The function mixedmod_extract is used to return statistics for mm_vsris. Focus on the model with random intercept and slope (mm_vsris). Store model gradient (extracted with summary / glance), marginal and conditional R2 (extracted with r.squaredGLMM) and p-value vs null model (calculated with ANOVA vs null model). Also extract model slopes. Creation of data.sc_r_1 is for separate handling of results with transformed dvlocmm.
```{r Extract Summary statistics, warning=FALSE}
data.sc_r <- mixedmod_extract(data.sc_r, mm_vsris)
data.sc_TP_r <- mixedmod_extract(data.sc_TP_r, mm_vsris)
data.sc_TP_r <- mixedmod_extract(data.sc_TP_r, mm_vsris_1)
```
## Compare fits of mixed models to population level linear model
To test whether effects of animal id are significant compare mixed model fits with linear model fits.
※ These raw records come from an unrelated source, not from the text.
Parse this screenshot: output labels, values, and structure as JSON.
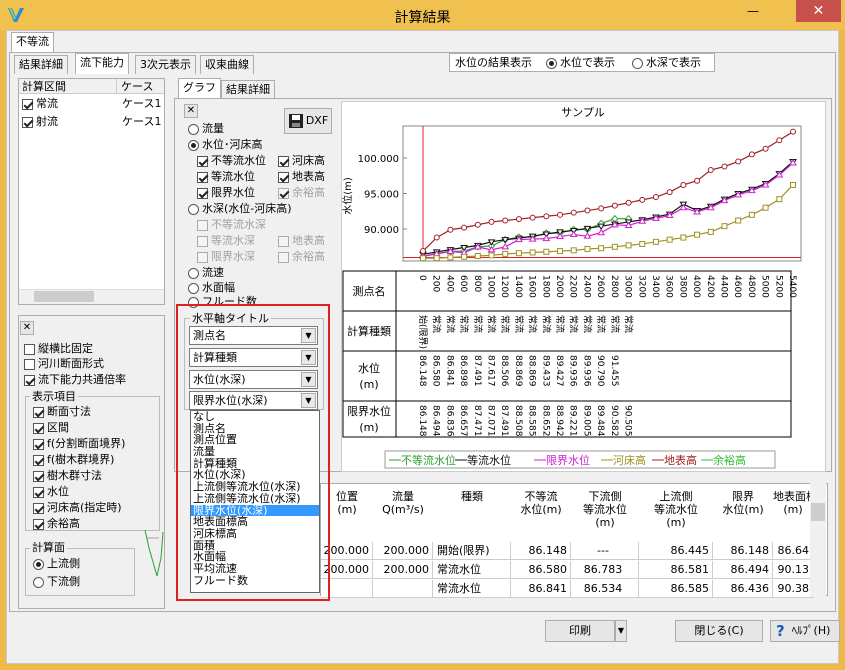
{
  "window": {
    "title": "計算結果",
    "close": "✕",
    "minimize": "—"
  },
  "top_tabs": [
    "不等流"
  ],
  "sub_tabs": [
    "結果詳細",
    "流下能力",
    "3次元表示",
    "収束曲線"
  ],
  "display_mode": {
    "label": "水位の結果表示",
    "option1": "水位で表示",
    "option2": "水深で表示"
  },
  "section_list": {
    "col1": "計算区間",
    "col2": "ケース",
    "rows": [
      {
        "name": "常流",
        "case": "ケース1"
      },
      {
        "name": "射流",
        "case": "ケース1"
      }
    ]
  },
  "inner_tabs": [
    "グラフ",
    "結果詳細"
  ],
  "graph_options": {
    "close_x": "✕",
    "dxf": "DXF",
    "flow": "流量",
    "water_level_bed": "水位･河床高",
    "nonuniform_wl": "不等流水位",
    "bed_height": "河床高",
    "uniform_wl": "等流水位",
    "ground_height": "地表高",
    "critical_wl": "限界水位",
    "margin_height": "余裕高",
    "depth_group": "水深(水位-河床高)",
    "d_nonuniform": "不等流水深",
    "d_uniform": "等流水深",
    "d_ground": "地表高",
    "d_critical": "限界水深",
    "d_margin": "余裕高",
    "velocity": "流速",
    "surface_width": "水面幅",
    "froude": "フルード数",
    "axis_title_group": "水平軸タイトル"
  },
  "dropdowns": [
    "測点名",
    "計算種類",
    "水位(水深)",
    "限界水位(水深)"
  ],
  "dropdown_list": [
    "なし",
    "測点名",
    "測点位置",
    "流量",
    "計算種類",
    "水位(水深)",
    "上流側等流水位(水深)",
    "上流側等流水位(水深)",
    "限界水位(水深)",
    "地表面標高",
    "河床標高",
    "面積",
    "水面幅",
    "平均流速",
    "フルード数"
  ],
  "options_panel": {
    "close_x": "✕",
    "fixed_ratio": "縦横比固定",
    "river_shape": "河川断面形式",
    "common_ratio": "流下能力共通倍率",
    "display_items": "表示項目",
    "section_dims": "断面寸法",
    "section": "区間",
    "f_sep": "f(分割断面境界)",
    "f_tree": "f(樹木群境界)",
    "tree_dims": "樹木群寸法",
    "water_level": "水位",
    "bed_spec": "河床高(指定時)",
    "margin": "余裕高",
    "calc_face": "計算面",
    "upstream": "上流側",
    "downstream": "下流側"
  },
  "chart_data": {
    "type": "line",
    "title": "サンプル",
    "ylabel": "水位(m)",
    "yticks": [
      "100.000",
      "95.000",
      "90.000"
    ],
    "ylim": [
      85.5,
      104.5
    ],
    "stations": [
      "0",
      "200",
      "400",
      "600",
      "800",
      "1000",
      "1200",
      "1400",
      "1600",
      "1800",
      "2000",
      "2200",
      "2400",
      "2600",
      "2800",
      "3000",
      "3200",
      "3400",
      "3600",
      "3800",
      "4000",
      "4200",
      "4400",
      "4600",
      "4800",
      "5000",
      "5200",
      "5400"
    ],
    "series": [
      {
        "name": "不等流水位",
        "color": "#2e9e2e",
        "marker": "diamond",
        "values": [
          86.148,
          86.58,
          86.841,
          86.898,
          87.491,
          87.617,
          88.506,
          88.869,
          88.869,
          89.433,
          89.427,
          89.936,
          89.936,
          90.79,
          91.455,
          91.455
        ]
      },
      {
        "name": "等流水位",
        "color": "#111111",
        "marker": "tri-down",
        "values": [
          86.445,
          86.78,
          87.1,
          87.4,
          87.7,
          88.2,
          88.5,
          88.7,
          89.0,
          89.3,
          89.6,
          89.8,
          90.1,
          90.4,
          90.7,
          91.0,
          91.3,
          91.7,
          92.1,
          93.5,
          92.6,
          93.2,
          94.2,
          95.0,
          95.6,
          96.4,
          97.8,
          99.5
        ]
      },
      {
        "name": "限界水位",
        "color": "#d020d0",
        "marker": "tri-up",
        "values": [
          86.148,
          86.494,
          86.836,
          86.657,
          87.471,
          87.071,
          87.491,
          88.508,
          88.585,
          88.652,
          88.942,
          89.221,
          89.005,
          89.484,
          90.582,
          90.505,
          91.1,
          91.5,
          91.9,
          93.0,
          92.4,
          93.0,
          94.0,
          94.8,
          95.4,
          96.2,
          97.6,
          99.3
        ]
      },
      {
        "name": "河床高",
        "color": "#a09020",
        "marker": "square",
        "values": [
          85.9,
          85.9,
          86.0,
          86.1,
          86.2,
          86.3,
          86.5,
          86.6,
          86.7,
          86.8,
          86.9,
          87.0,
          87.2,
          87.3,
          87.5,
          87.7,
          87.9,
          88.2,
          88.5,
          88.8,
          89.2,
          89.6,
          90.4,
          91.2,
          92.0,
          93.0,
          94.2,
          96.2
        ]
      },
      {
        "name": "地表高",
        "color": "#a02020",
        "marker": "circle",
        "values": [
          86.9,
          88.8,
          89.9,
          90.2,
          90.6,
          91.0,
          91.2,
          91.4,
          91.6,
          91.8,
          92.0,
          92.3,
          92.6,
          92.9,
          93.3,
          93.7,
          94.1,
          94.5,
          95.2,
          96.2,
          96.8,
          98.3,
          98.8,
          99.5,
          100.5,
          101.3,
          102.5,
          103.7
        ]
      },
      {
        "name": "余裕高",
        "color": "#30c030",
        "marker": "star",
        "values": []
      }
    ]
  },
  "table_rows": [
    {
      "label": "測点名",
      "vals": [
        "0",
        "200",
        "400",
        "600",
        "800",
        "1000",
        "1200",
        "1400",
        "1600",
        "1800",
        "2000",
        "2200",
        "2400",
        "2600",
        "2800",
        "3000",
        "3200",
        "3400",
        "3600",
        "3800",
        "4000",
        "4200",
        "4400",
        "4600",
        "4800",
        "5000",
        "5200",
        "5400"
      ]
    },
    {
      "label": "計算種類",
      "vals": [
        "始(限界)",
        "常流",
        "常流",
        "常流",
        "常流",
        "常流",
        "常流",
        "常流",
        "常流",
        "常流",
        "常流",
        "常流",
        "常流",
        "常流",
        "常流",
        "常流"
      ]
    },
    {
      "label": "水位\n(m)",
      "vals": [
        "86.148",
        "86.580",
        "86.841",
        "86.898",
        "87.491",
        "87.617",
        "88.506",
        "88.869",
        "88.869",
        "89.433",
        "89.427",
        "89.936",
        "89.936",
        "90.790",
        "91.455"
      ]
    },
    {
      "label": "限界水位\n(m)",
      "vals": [
        "86.148",
        "86.494",
        "86.836",
        "86.657",
        "87.471",
        "87.071",
        "87.491",
        "88.508",
        "88.585",
        "88.652",
        "88.942",
        "89.221",
        "89.005",
        "89.484",
        "90.582",
        "90.505"
      ]
    }
  ],
  "detail_table": {
    "headers": [
      "位置\n(m)",
      "流量\nQ(m³/s)",
      "種類",
      "不等流\n水位(m)",
      "下流側\n等流水位\n(m)",
      "上流側\n等流水位\n(m)",
      "限界\n水位(m)",
      "地表面標\n(m)"
    ],
    "rows": [
      [
        "200.000",
        "200.000",
        "開始(限界)",
        "86.148",
        "---",
        "86.445",
        "86.148",
        "86.64"
      ],
      [
        "200.000",
        "200.000",
        "常流水位",
        "86.580",
        "86.783",
        "86.581",
        "86.494",
        "90.13"
      ],
      [
        "",
        "",
        "常流水位",
        "86.841",
        "86.534",
        "86.585",
        "86.436",
        "90.38"
      ]
    ]
  },
  "bottom_bar": {
    "print": "印刷",
    "close": "閉じる(C)",
    "help": "ﾍﾙﾌﾟ(H)"
  }
}
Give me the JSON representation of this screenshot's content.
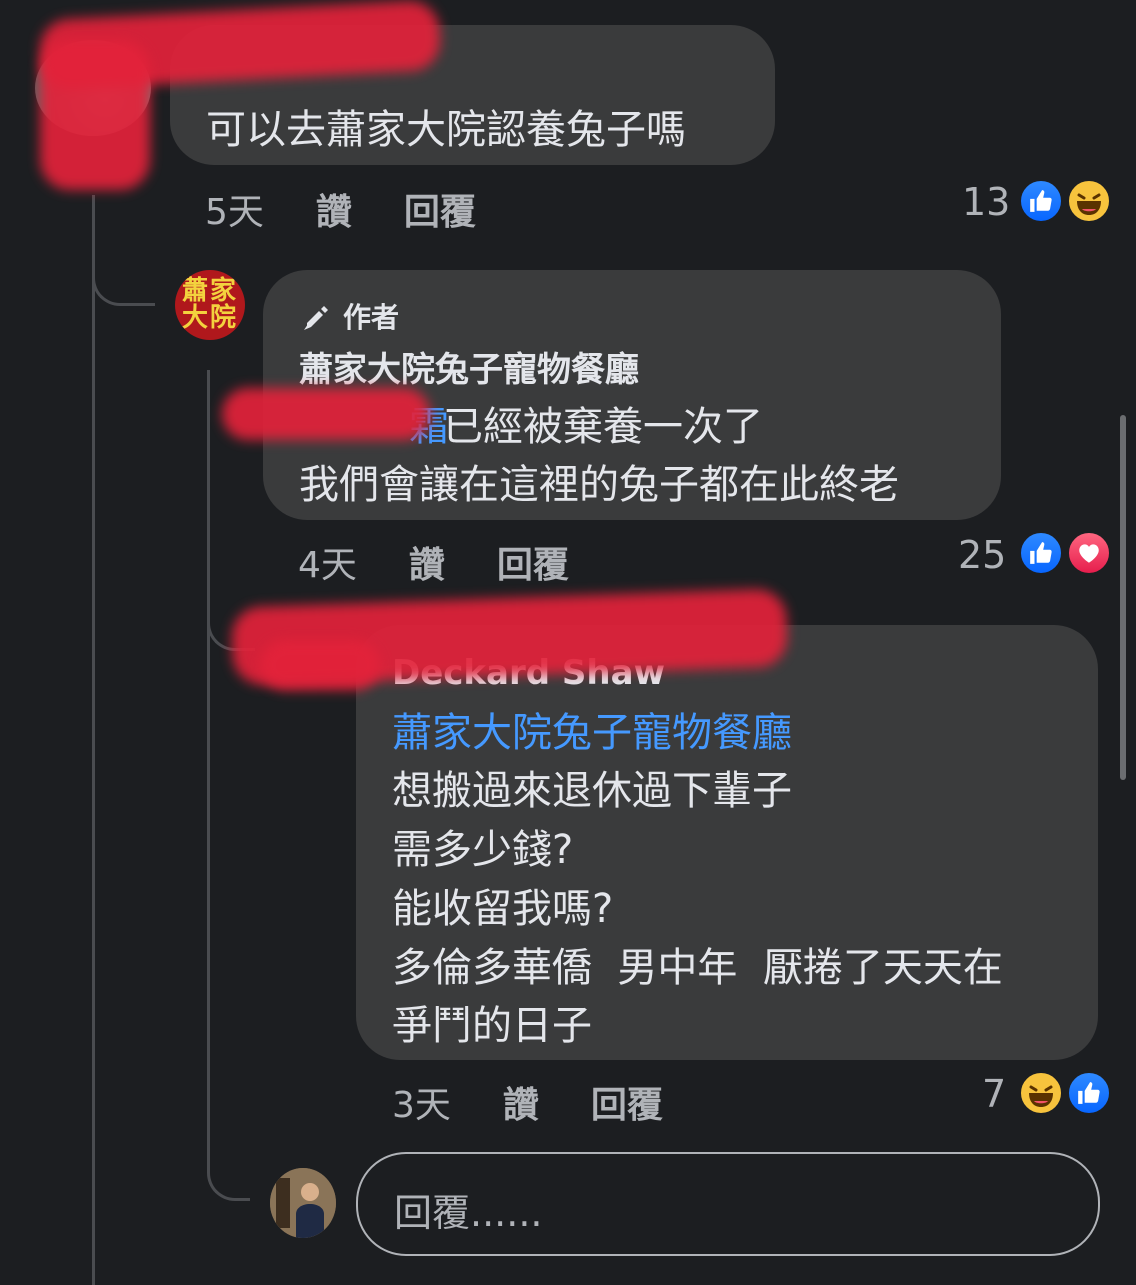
{
  "comments": [
    {
      "author": "",
      "text": "可以去蕭家大院認養兔子嗎",
      "time": "5天",
      "like_label": "讚",
      "reply_label": "回覆",
      "reaction_count": "13",
      "reactions": [
        "like",
        "haha"
      ]
    },
    {
      "author_badge": "作者",
      "author": "蕭家大院兔子寵物餐廳",
      "mention": "霜",
      "lines": [
        "已經被棄養一次了",
        "我們會讓在這裡的兔子都在此終老"
      ],
      "time": "4天",
      "like_label": "讚",
      "reply_label": "回覆",
      "reaction_count": "25",
      "reactions": [
        "like",
        "love"
      ],
      "avatar_text": [
        "蕭家",
        "大院"
      ]
    },
    {
      "author": "Deckard Shaw",
      "mention": "蕭家大院兔子寵物餐廳",
      "lines": [
        "想搬過來退休過下輩子",
        "需多少錢?",
        "能收留我嗎?",
        "多倫多華僑  男中年  厭捲了天天在",
        "爭鬥的日子"
      ],
      "time": "3天",
      "like_label": "讚",
      "reply_label": "回覆",
      "reaction_count": "7",
      "reactions": [
        "haha",
        "like"
      ]
    }
  ],
  "reply_box": {
    "placeholder": "回覆......"
  },
  "colors": {
    "background": "#1c1e21",
    "bubble": "#3a3b3c",
    "mention": "#4599ff",
    "redaction": "#e3223a"
  }
}
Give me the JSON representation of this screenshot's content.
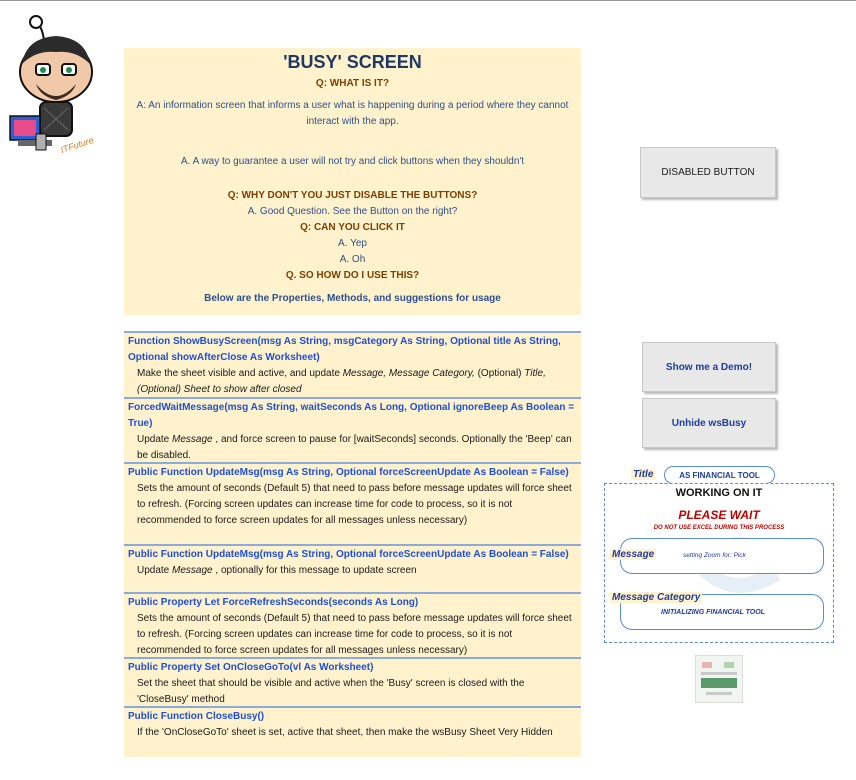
{
  "avatar": {
    "caption": "ITFuture"
  },
  "intro": {
    "title": "'BUSY' SCREEN",
    "q1": "Q: WHAT IS IT?",
    "a1": "A: An information screen that informs a user what is happening during a period where they cannot interact with the app.",
    "a1b": "A. A way to guarantee a user will not try and click buttons when they shouldn't",
    "q2": "Q: WHY DON'T YOU JUST DISABLE THE BUTTONS?",
    "a2": "A. Good Question.  See the Button on the right?",
    "q3": "Q: CAN YOU CLICK IT",
    "a3": "A. Yep",
    "a4": "A. Oh",
    "q4": "Q. SO HOW DO I USE THIS?",
    "footer": "Below are the Properties, Methods, and suggestions for usage"
  },
  "docs": [
    {
      "sig": "Function ShowBusyScreen(msg As String, msgCategory As String, Optional title As String, Optional showAfterClose As Worksheet)",
      "d1": "Make the sheet visible and active, and update ",
      "d1i": "Message, Message Category,",
      "d1b": " (Optional) ",
      "d1j": "Title, (Optional) Sheet to show after closed"
    },
    {
      "sig": "ForcedWaitMessage(msg As String, waitSeconds As Long, Optional ignoreBeep As Boolean = True)",
      "d1": "Update ",
      "d1i": "Message",
      "d1b": " , and force screen to pause for [waitSeconds] seconds.  Optionally the 'Beep' can be disabled."
    },
    {
      "sig": "Public Function UpdateMsg(msg As String, Optional forceScreenUpdate As Boolean = False)",
      "d1": "Sets the amount of seconds (Default 5) that need to pass before message updates will force sheet to refresh.  (Forcing screen updates can increase time for code to process, so it is not recommended to force screen updates for all messages unless necessary)"
    },
    {
      "sig": "Public Function UpdateMsg(msg As String, Optional forceScreenUpdate As Boolean = False)",
      "d1": "Update ",
      "d1i": "Message",
      "d1b": " , optionally for this message to update screen"
    },
    {
      "sig": "Public Property Let ForceRefreshSeconds(seconds As Long)",
      "d1": "Sets the amount of seconds (Default 5) that need to pass before message updates will force sheet to refresh.  (Forcing screen updates can increase time for code to process, so it is not recommended to force screen updates for all messages unless necessary)"
    },
    {
      "sig": "Public Property Set OnCloseGoTo(vl As Worksheet)",
      "d1": "Set the sheet that should be visible and active when the 'Busy' screen is closed with the 'CloseBusy' method"
    },
    {
      "sig": "Public Function CloseBusy()",
      "d1": "If the 'OnCloseGoTo' sheet is set, active that sheet, then make the wsBusy Sheet Very Hidden"
    }
  ],
  "buttons": {
    "disabled": "DISABLED BUTTON",
    "demo": "Show me a Demo!",
    "unhide": "Unhide wsBusy"
  },
  "busy": {
    "title_label": "Title",
    "title_value": "AS FINANCIAL TOOL",
    "working": "WORKING ON IT",
    "please_wait": "PLEASE WAIT",
    "warning": "DO NOT USE EXCEL DURING THIS PROCESS",
    "message_label": "Message",
    "message_value": "setting Zoom for: Pick",
    "category_label": "Message Category",
    "category_value": "INITIALIZING FINANCIAL TOOL"
  },
  "colors": {
    "panel": "#fff2cc",
    "heading": "#7b3f00",
    "signature": "#1f4fd8",
    "accent_red": "#c00000",
    "border_blue": "#5b8ad6"
  }
}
Modified from: https://web.stanford.edu/class/psych252/section/Mixed_models_tutorial.html.
```{r Compare mixed with linear model using chisq}
## linearmodel_to_fit fits: lm(value ~ dvlocmm, data = df, na.action = na.exclude)
data.sc_r <- data.sc_r %>%
mutate(linearmodel = map(data, linearmodel_to_fit))
data.sc_r <- mixed_vs_linear_pchisqu(data.sc_r, mm_vsris, linearmodel)
data.sc_r$mm_vsris_vslinear_pdiff_adj <- p.adjust(data.sc_r$mm_vsris_vslinear_pdiff, method = "BH")
# Look at linear model output
select(data.sc_r, property, linearmodel) %>%
mutate(glance = map(linearmodel, broom::glance),
adj.r2 = map(glance, ~.$adj.r.squared)) %>%
select(property, adj.r2) %>%
kableExtra::kable()
table_mixedvslinear(data.sc_r, "mm_vsris_vslinear", "property")
```
And, do the same thing for the transformed data:
```{r}
data.sc_TP_r <- data.sc_TP_r %>%
mutate(linearmodel = map(data, linearmodel_to_fit)) %>%
mutate(linearmodel_1 = map(data, linearmodel_to_fit_1))
data.sc_TP_r <- mixed_vs_linear_pchisqu(data.sc_TP_r, mm_vsris, linearmodel)
data.sc_TP_r$mm_vsris_vslinear_pdiff_adj <- p.adjust(data.sc_TP_r$mm_vsris_vslinear_pdiff, method = "BH")
table_mixedvslinear(data.sc_TP_r, "mm_vsris_vslinear", "property")
data.sc_TP_r <- mixed_vs_linear_pchisqu(data.sc_TP_r, mm_vsris_1, linearmodel_1)
data.sc_TP_r$mm_vsris_1_vslinear_pdiff_adj <- p.adjust(data.sc_TP_r$mm_vsris_1_vslinear_pdiff, method = "BH")
table_mixedvslinear(data.sc_TP_r, "mm_vsris_1_vslinear", "property")
```
Alternative approaches to compare the mixed model with the reduced model. See: http://bbolker.github.io/mixedmodels-misc/glmmFAQ.html#testing-significance-of-random-effects. Example below uses ANOVA directly. Note, this doesn't work when calling the model stored within data.sc_r (commented out).
```{r, warning=FALSE}
#a <- data.sc_r$linearmodel[[1]]
#b <- data.sc_r$mm_vsris[[1]]
a <- lmer(vm ~ dvlocmm + (dvlocmm||id), data = data.sc)
b <- lm(vm ~ dvlocmm, data = data.sc)
anova(a, b)
```
## Compare the model with a null model containing only id as a random effect
Use ANOVA to compare the model with the null model.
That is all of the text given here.